As reported by Bloomberg’s Lilian Karunungan, China, with its centrally controlled economy, managed currency and restrictions on capital inflows, has become a haven for investors fleeing widening global debt turmoil. How China manage its currency policy will be discussed at Golden Networking‘s China Leaders Forum 2011, October 7.
The yuan is the only currency among the biggest emerging nations to strengthen against the dollar this quarter, and yuan- denominated notes in Hong Kong are the only domestic bonds among the so-called BRICs to provide a positive return. Sales of dim sum debt have tripled in 2011 and new loans in China rallied in August, after sliding in July.
Chinese markets have shown resilience as global equities tumbled 13 percent since Aug. 1 on concern the declining U.S. economy and European debt crisis will stoke the worldwide slowdown. Exports from China grew a more-than-forecast 24.5 percent in August from a year earlier, government data released on Sept. 10 showed. Italy, saddled with more debt than Spain, Greece, Ireland and Portugal combined, has sought support from the world’s fastest growing major economy for its bond market.
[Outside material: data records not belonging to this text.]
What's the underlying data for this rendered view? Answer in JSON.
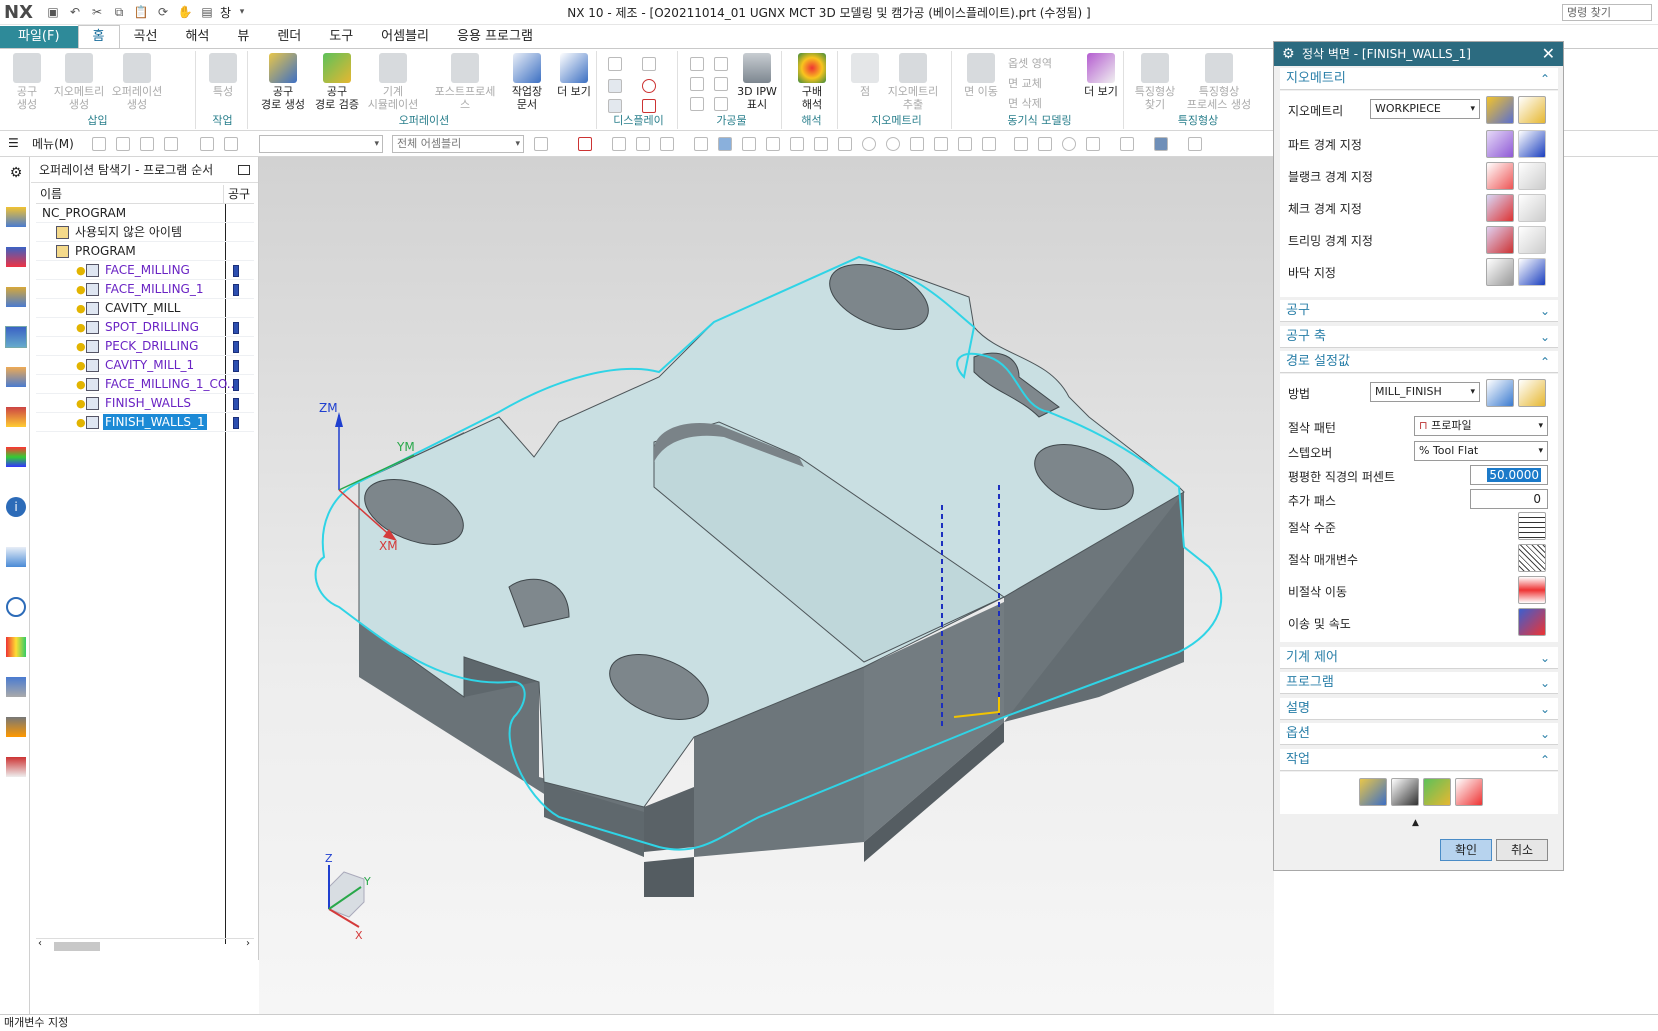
{
  "app": {
    "logo": "NX",
    "window_title": "NX 10 - 제조 - [O20211014_01 UGNX MCT 3D 모델링 및 캠가공 (베이스플레이트).prt (수정됨) ]",
    "window_menu": "창",
    "command_search": "명령 찾기"
  },
  "ribbon_tabs": [
    "파일(F)",
    "홈",
    "곡선",
    "해석",
    "뷰",
    "렌더",
    "도구",
    "어셈블리",
    "응용 프로그램"
  ],
  "ribbon": {
    "groups": [
      {
        "label": "삽입",
        "buttons": [
          "공구\n생성",
          "지오메트리\n생성",
          "오퍼레이션\n생성"
        ]
      },
      {
        "label": "작업",
        "buttons": [
          "특성"
        ]
      },
      {
        "label": "오퍼레이션",
        "buttons": [
          "공구\n경로 생성",
          "공구\n경로 검증",
          "기계\n시뮬레이션",
          "포스트프로세스",
          "작업장\n문서",
          "더 보기"
        ]
      },
      {
        "label": "디스플레이",
        "buttons": []
      },
      {
        "label": "가공물",
        "buttons": [
          "3D IPW\n표시"
        ]
      },
      {
        "label": "해석",
        "buttons": [
          "구배\n해석"
        ]
      },
      {
        "label": "지오메트리",
        "buttons": [
          "점",
          "지오메트리\n추출"
        ]
      },
      {
        "label": "동기식 모델링",
        "buttons": [
          "면 이동",
          "옵셋 영역",
          "면 교체",
          "면 삭제",
          "더 보기"
        ]
      },
      {
        "label": "특징형상",
        "buttons": [
          "특징형상\n찾기",
          "특징형상\n프로세스 생성"
        ]
      }
    ]
  },
  "toolbar2": {
    "menu": "메뉴(M)",
    "filter_placeholder": "",
    "scope": "전체 어셈블리"
  },
  "navigator": {
    "title": "오퍼레이션 탐색기 - 프로그램 순서",
    "col_name": "이름",
    "col_tool": "공구",
    "rows": [
      {
        "label": "NC_PROGRAM",
        "indent": 0,
        "kind": "root",
        "tool": false
      },
      {
        "label": "사용되지 않은 아이템",
        "indent": 1,
        "kind": "folder",
        "tool": false
      },
      {
        "label": "PROGRAM",
        "indent": 1,
        "kind": "program",
        "tool": false
      },
      {
        "label": "FACE_MILLING",
        "indent": 2,
        "kind": "op",
        "purple": true,
        "tool": true
      },
      {
        "label": "FACE_MILLING_1",
        "indent": 2,
        "kind": "op",
        "purple": true,
        "tool": true
      },
      {
        "label": "CAVITY_MILL",
        "indent": 2,
        "kind": "op",
        "purple": false,
        "tool": false
      },
      {
        "label": "SPOT_DRILLING",
        "indent": 2,
        "kind": "op",
        "purple": true,
        "tool": true
      },
      {
        "label": "PECK_DRILLING",
        "indent": 2,
        "kind": "op",
        "purple": true,
        "tool": true
      },
      {
        "label": "CAVITY_MILL_1",
        "indent": 2,
        "kind": "op",
        "purple": true,
        "tool": true
      },
      {
        "label": "FACE_MILLING_1_CO...",
        "indent": 2,
        "kind": "op",
        "purple": true,
        "tool": true
      },
      {
        "label": "FINISH_WALLS",
        "indent": 2,
        "kind": "op",
        "purple": true,
        "tool": true
      },
      {
        "label": "FINISH_WALLS_1",
        "indent": 2,
        "kind": "op",
        "purple": true,
        "tool": true,
        "selected": true
      }
    ]
  },
  "viewport": {
    "wcs": {
      "z": "ZM",
      "y": "YM",
      "x": "XM"
    },
    "triad": {
      "z": "Z",
      "y": "Y",
      "x": "X"
    },
    "colors": {
      "part_top": "#c9dfe2",
      "part_side": "#6e767a",
      "toolpath": "#2fd4e6",
      "tool_axis": "#1c2fbf"
    }
  },
  "dialog": {
    "title": "정삭 벽면 - [FINISH_WALLS_1]",
    "geometry": {
      "header": "지오메트리",
      "geometry_label": "지오메트리",
      "geometry_value": "WORKPIECE",
      "rows": [
        "파트 경계 지정",
        "블랭크 경계 지정",
        "체크 경계 지정",
        "트리밍 경계 지정",
        "바닥 지정"
      ]
    },
    "tool_header": "공구",
    "tool_axis_header": "공구 축",
    "path": {
      "header": "경로 설정값",
      "method_label": "방법",
      "method_value": "MILL_FINISH",
      "cut_pattern_label": "절삭 패턴",
      "cut_pattern_value": "프로파일",
      "stepover_label": "스텝오버",
      "stepover_value": "% Tool Flat",
      "flat_pct_label": "평평한 직경의 퍼센트",
      "flat_pct_value": "50.0000",
      "extra_passes_label": "추가 패스",
      "extra_passes_value": "0",
      "cut_levels_label": "절삭 수준",
      "cut_params_label": "절삭 매개변수",
      "noncut_label": "비절삭 이동",
      "feeds_label": "이송 및 속도"
    },
    "machine_control_header": "기계 제어",
    "program_header": "프로그램",
    "description_header": "설명",
    "options_header": "옵션",
    "actions_header": "작업",
    "ok": "확인",
    "cancel": "취소"
  },
  "status": "매개변수 지정"
}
“The renminbi remained stable versus the dollar during the global crisis in 2008 and early 2009 while most of the rest of the Asian currencies fell sharply,” said Chia Tse Chern, co- head for Asia fixed income at UOB Asset Management in Singapore, which manages the equivalent of $14 billion, including dim sum bonds. “High-grade renminbi bonds or those quasi-government renminbi bonds will remain resilient.”
Dim sum bonds, yuan debt issued in Hong Kong and accessible to foreign investors, returned 0.8 percent for dollar-funded investors this quarter, compared with losses of 7.4 percent for local-currency bonds in Brazil, 7.1 percent for Russia and 4.8 percent for India, according to indexes compiled HSBC Holdings Plc and JPMorgan Chase & Co.